Marcatura con oro colloidale. L’oro, trattato con sostanze riducenti, dà particelle di dimensioni
omogenee, ma tipiche per ciascun tipo di riducente usato. Queste particelle, cariche
negativamente, possono essere coniugate ad anticorpi o alla streptavidina. Le particelle d’oro sono
opache agli elettroni, e quindi al microscopio elettronico sono visibili anche particelle di piccole
dimensioni. E’ anche possibile fare una doppia marcatura, utilizzando contro una sostanza
anticorpi coniugati con particelle più piccole e contro l’altra anticorpi coniugati con particelle più
grandi. Al microscopio ottico le particelle di piccole dimensioni sono visibili con il silver
enhancement, che consiste nel far precipitare strati di ’argento metallico intorno alla particella
d’oro; il complesso è poi visibile per riflessione.

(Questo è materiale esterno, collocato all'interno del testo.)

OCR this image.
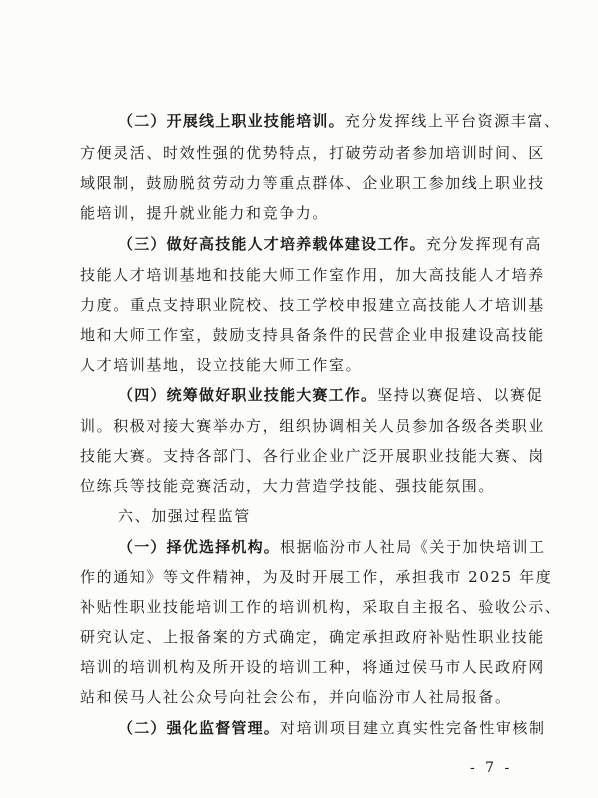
（二）开展线上职业技能培训。充分发挥线上平台资源丰富、
方便灵活、时效性强的优势特点，打破劳动者参加培训时间、区
域限制，鼓励脱贫劳动力等重点群体、企业职工参加线上职业技
能培训，提升就业能力和竞争力。
（三）做好高技能人才培养载体建设工作。充分发挥现有高
技能人才培训基地和技能大师工作室作用，加大高技能人才培养
力度。重点支持职业院校、技工学校申报建立高技能人才培训基
地和大师工作室，鼓励支持具备条件的民营企业申报建设高技能
人才培训基地，设立技能大师工作室。
（四）统筹做好职业技能大赛工作。坚持以赛促培、以赛促
训。积极对接大赛举办方，组织协调相关人员参加各级各类职业
技能大赛。支持各部门、各行业企业广泛开展职业技能大赛、岗
位练兵等技能竞赛活动，大力营造学技能、强技能氛围。
六、加强过程监管
（一）择优选择机构。根据临汾市人社局《关于加快培训工
作的通知》等文件精神，为及时开展工作，承担我市 2025 年度
补贴性职业技能培训工作的培训机构，采取自主报名、验收公示、
研究认定、上报备案的方式确定，确定承担政府补贴性职业技能
培训的培训机构及所开设的培训工种，将通过侯马市人民政府网
站和侯马人社公众号向社会公布，并向临汾市人社局报备。
（二）强化监督管理。对培训项目建立真实性完备性审核制
- 7 -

Questi metodi possono essere utilizzati anche per riconoscere bande proteiche separate per
elettroforesi (immunoblot).
Ibridazione in situ
La marcatura con fluorocromi ecc. può essere utilizzata anche per rivelare la presenza di
specifiche sequenze di DNA o RNA, sulla base della complementarietà delle sequenze
nucleotidiche. Si verifica se una sequenza marcata nota (“sonda”) si lega al preparato. Questo
permette per esempio di verificare la presenza di un mRNA specifico, o la localizzazione sul
cromosoma di una certa sequenza di DNA.